What is the motivation for quaternions? I know imaginary numbers solve $x^2 +1=0$, but what is the motivation for quaternions?
 A: 
$\qquad\qquad\qquad\qquad\qquad$ What is the motivation for quaternions?



Hamilton knew that the complex numbers could be interpreted as points in a plane, and he was looking for a way to do the same for points in three-dimensional space. However, $[$he$]$ had been stuck on the problem of multiplication and division for a long time. He could not figure out how to calculate the quotient of the coordinates of two points in space.

$\qquad\qquad\qquad\qquad\qquad\qquad\qquad\qquad\qquad\qquad\qquad\qquad\qquad\qquad$ — Quaternions: History


$\quad$ In $1843$, Hamilton knew that the complex numbers could be viewed as points in a plane and that they could be added and multiplied together using certain geometric operations. $~$ Hamilton sought to find a way to do the same for points in space. But $[$he$]$  had been stuck on defining the appropriate multiplication. According to a letter Hamilton wrote later to his son Archibald: 

$\quad$ Every morning in the early part of October $1843$, on my coming down to breakfast, your brother William Edward and yourself used to ask me: "Well, Papa, can you multiply triples?" Whereto I was always obliged to reply, with a sad shake of the head, "No, I can only add and subtract them."


$\qquad\qquad\qquad\qquad\qquad\qquad\qquad\qquad\qquad\quad$ — History of Quaternions: Hamilton's Discovery
A: Two important applications come to mind:


*

*They model rotations of the sphere, much like the complex numbers model rotations of the circle.

*You can get the four squares theorem, that every integer $n$ can be represented as $n=a^2+b^2+c^2+d^2$ for some integers $a,b,c,d \geq 0$, using unique factorization-like properties of the quaternions. This has to do with thinking of the norm of a quaternion $N(a+bi+cj+dk):= (a+bi+cj+dk)(a-bi-cj-dk) = a^2+b^2+c^2+d^2$.
Similarly, you can prove that in any commutative ring $R$, if $a$
and $b$ are each the sum of four squares, then $ab$ is the sum of
four squares, using an algebraic identity that actually doesn't
involve the quaternions, but is completely absurd to discover except
by proving that for quaternions $N(\alpha\beta) =
    N(\alpha)N(\beta)$.
In short, they have both important geometric and algebraic properties, particularly at the intersection.
A: A modern motivation is to model 3D orientation and rotation in computer graphics. If you use the simple model of Euler angles, you may run into a problem: gimbal lock. Quaternions (and rotation matrices) avoid this.
A: Hamilton (and Graves) wanted to generalize $\mathbb C$ - if viewed as $\mathbb R^2$ with a multiplication that turns it into a field with a multiplicative absolute value.  They were looking for something similar in $\mathbb{R}^n$ for $n>2$.  It turns out that Hamilton spent 13 years in vain with $n=3$ although it was essentially known since Diophantus that what he was looking for was impossible.  He finally figured out that he could succeed for $n=4$ if he gave up commutativity.
(This is a short summary of chapter 20 of Stillwell's wonderful "Mathematics and Its History".)

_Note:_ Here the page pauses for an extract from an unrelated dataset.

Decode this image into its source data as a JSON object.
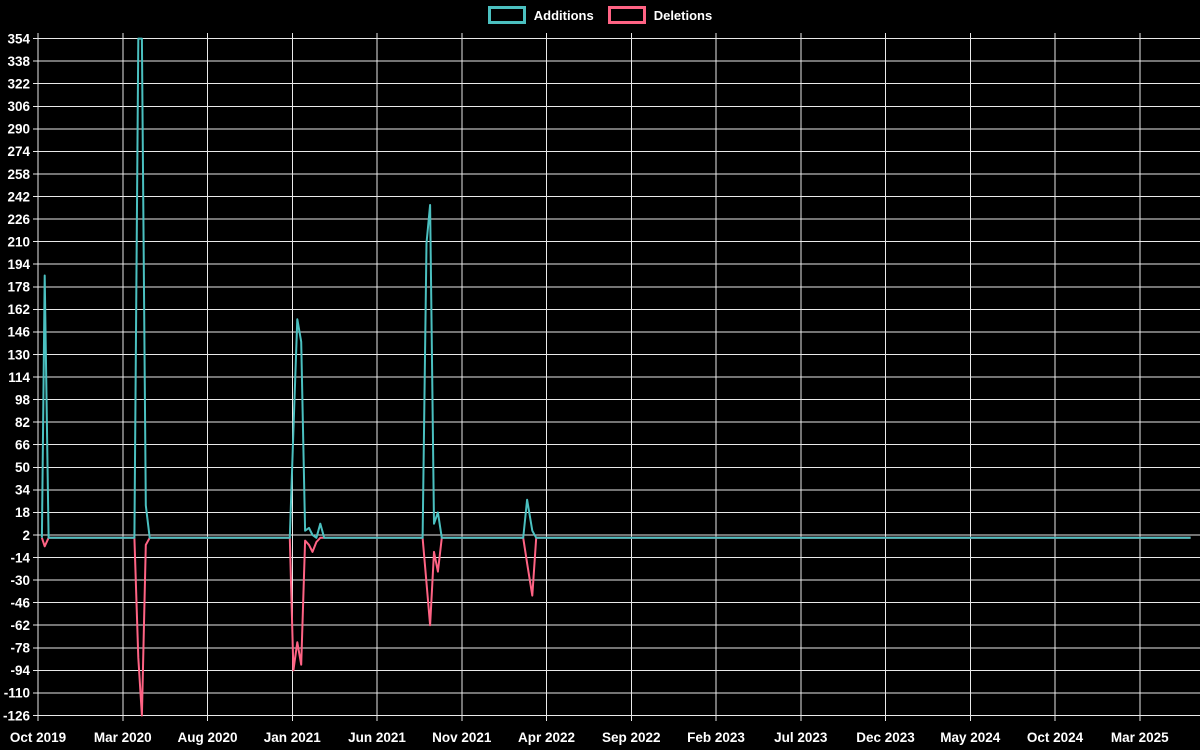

A: With the complex numbers in hand, it's natural to wonder what other systems of numbers containing the real numbers one might have. Before constructing the quaternions, Hamilton tried in vain to construct a $3$-dimensional system; it turns out that this is impossible, and you can see a reproduction of Hamilton's own proof in this recent question: Why should I consider the components $j^2$ and $k^2$ to be $=-1$ in the search for quaternions?
In fact, if you require that your "number system" be a division algebra (over the real numbers), it turns out that there are just four such systems: the real numbers, the complex numbers, the quaternions, and the octonions, so each of these is quite special. John Baez' paper "The Octonions" is a superb starting place for exploring this circle of ideas.
(NB there are plenty of interesting "number systems containing the real numbers", i.e., finite-dimensional algebras over $\mathbb{R}$; in other words, division algebras are not the only interesting thing we can ask for.)
A: Complex numbers do indeed enable us to solve certain previously unsolvable condition equations; but that is not the motivation for them. It is unfortunately common to confuse application with motivation. 
Complex numbers extends the idea of quantity as algebraically-expressed-location to two dimensions after "negation" introduces it in one dimension.
The obvious next extension is to three dimensions; but alas, the same neat properties from one and two dimensions don't hold in three dimensions, as related by others above. That doesn't mean three dimensions is uninteresting; but just that this notational device for representation is less interesting.